Why it matters: Tax-loss harvesting is the most common reason for high-volume ACATS activity in late December. Brokerage transfer bonuses that trigger ACATS can complicate harvesting plans.

Example: BB editorial does not provide tax-loss-harvesting advice, but does flag transfer-bonus timing relative to year-end activity.

Transfer bonus

A brokerage promotion that pays cash (or bonus shares) in proportion to the value of assets transferred in via ACATS from another brokerage. Common tiers: 1%, 2%, 3% of transferred value, capped at a maximum bonus.

Why it matters: Transfer bonuses are usually larger than deposit bonuses but require an existing brokerage relationship with sufficient assets to move. Hold periods of 12–24 months are standard.

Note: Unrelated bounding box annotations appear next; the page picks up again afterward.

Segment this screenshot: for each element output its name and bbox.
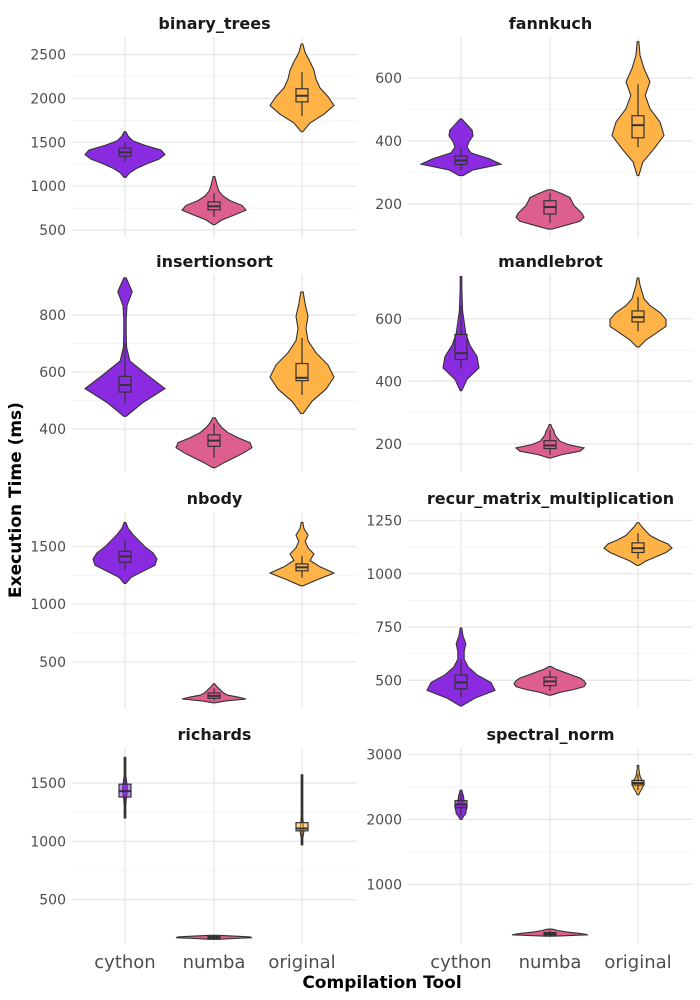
y-tick-label: 2500	[30, 48, 66, 64]
panel-title: richards	[178, 725, 252, 744]
x-tick-label: cython	[430, 952, 491, 973]
y-tick-label: 400	[375, 374, 402, 390]
y-tick-label: 1000	[30, 597, 66, 613]
violin-cython	[92, 521, 158, 585]
y-tick-label: 400	[375, 134, 402, 150]
violin-original	[268, 521, 336, 587]
panel-nbody: 500 1000 1500 nbody	[30, 489, 357, 708]
panel-title: insertionsort	[156, 252, 273, 271]
violin-cython	[442, 276, 480, 392]
violin-cython	[84, 131, 166, 178]
violin-original	[269, 43, 335, 133]
y-tick-label: 600	[39, 365, 66, 381]
y-tick-label: 1000	[30, 834, 66, 850]
panel-title: recur_matrix_multiplication	[427, 489, 674, 508]
violin-original	[609, 277, 667, 348]
y-tick-label: 3000	[366, 747, 402, 763]
violin-original	[603, 522, 673, 566]
panel-fannkuch: 200 400 600 fannkuch	[375, 14, 693, 237]
x-tick-label: numba	[519, 952, 582, 973]
panel-title: spectral_norm	[486, 725, 614, 744]
y-tick-label: 800	[39, 308, 66, 324]
violin-numba	[515, 189, 585, 230]
y-tick-label: 500	[375, 673, 402, 689]
box-iqr	[631, 115, 645, 139]
panels-layer: 500 1000 1500 2000 2500 binary_trees 200 400 600…	[30, 14, 693, 973]
x-tick-label: original	[604, 952, 671, 973]
violin-cython	[426, 627, 496, 707]
x-axis-title: Compilation Tool	[302, 973, 461, 993]
panel-binary_trees: 500 1000 1500 2000 2500 binary_trees	[30, 14, 357, 239]
y-tick-label: 1500	[30, 135, 66, 151]
violin-cython	[84, 277, 166, 417]
y-tick-label: 200	[375, 437, 402, 453]
y-tick-label: 1500	[30, 540, 66, 556]
violin-numba	[511, 928, 589, 937]
y-tick-label: 1000	[366, 567, 402, 583]
violin-original	[295, 774, 309, 846]
violin-numba	[175, 934, 253, 940]
violin-original	[611, 41, 665, 177]
x-tick-label: cython	[94, 952, 155, 973]
violin-original	[631, 764, 645, 796]
x-tick-label: numba	[183, 952, 246, 973]
y-tick-label: 2000	[30, 91, 66, 107]
panel-title: nbody	[187, 489, 243, 508]
y-tick-label: 1000	[366, 877, 402, 893]
y-tick-label: 500	[39, 893, 66, 909]
x-tick-label: original	[268, 952, 335, 973]
violin-numba	[181, 175, 247, 226]
y-tick-label: 500	[39, 655, 66, 671]
box-iqr	[295, 822, 309, 832]
y-axis-title: Execution Time (ms)	[6, 402, 26, 598]
panel-title: mandlebrot	[498, 252, 603, 271]
y-tick-label: 600	[375, 71, 402, 87]
violin-numba	[513, 665, 587, 696]
violin-numba	[514, 423, 586, 459]
y-tick-label: 600	[375, 312, 402, 328]
box-iqr	[295, 362, 309, 382]
y-tick-label: 2000	[366, 812, 402, 828]
violin-cython	[419, 118, 503, 177]
violin-original	[269, 291, 335, 415]
y-tick-label: 750	[375, 620, 402, 636]
violin-numba	[181, 683, 247, 704]
panel-mandlebrot: 200 400 600 mandlebrot	[375, 252, 693, 472]
panel-title: binary_trees	[158, 14, 270, 33]
violin-cython	[454, 789, 468, 820]
panel-insertionsort: 400 600 800 insertionsort	[39, 252, 357, 472]
y-tick-label: 200	[375, 197, 402, 213]
violin-numba	[175, 417, 253, 469]
panel-richards: 500 1000 1500 richards cython numba original	[30, 725, 357, 973]
y-tick-label: 400	[39, 422, 66, 438]
violin-body	[268, 521, 336, 587]
panel-title: fannkuch	[509, 14, 592, 33]
panel-recur_matrix_multiplication: 500 750 1000 1250 recur_matrix_multiplicatio…	[366, 489, 693, 708]
y-tick-label: 500	[39, 223, 66, 239]
box-iqr	[454, 333, 468, 361]
y-tick-label: 1250	[366, 514, 402, 530]
violin-cython	[118, 756, 132, 819]
y-tick-label: 1500	[30, 776, 66, 792]
y-tick-label: 1000	[30, 179, 66, 195]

Example: Robinhood Gold offers tiered ACATS transfer match bonuses on qualifying transfers from competing brokerages, subject to a multi-year hold requirement.

Vested vs. unvested

Vested bonus assets are owned outright and can be withdrawn or sold subject only to settlement rules. Unvested bonus assets are restricted — they cannot be withdrawn or transferred out and are forfeit if the account is closed before vesting.

Why it matters: A $1,000 unvested bonus tied to a 12-month account-retention clause is closer to a $500 promised payment than to $1,000 cash. Read the vesting schedule carefully.

Example: Brokerage transfer bonuses commonly require keeping the transferred assets at the new brokerage for 12–24 months before the bonus is fully vested and freely withdrawable.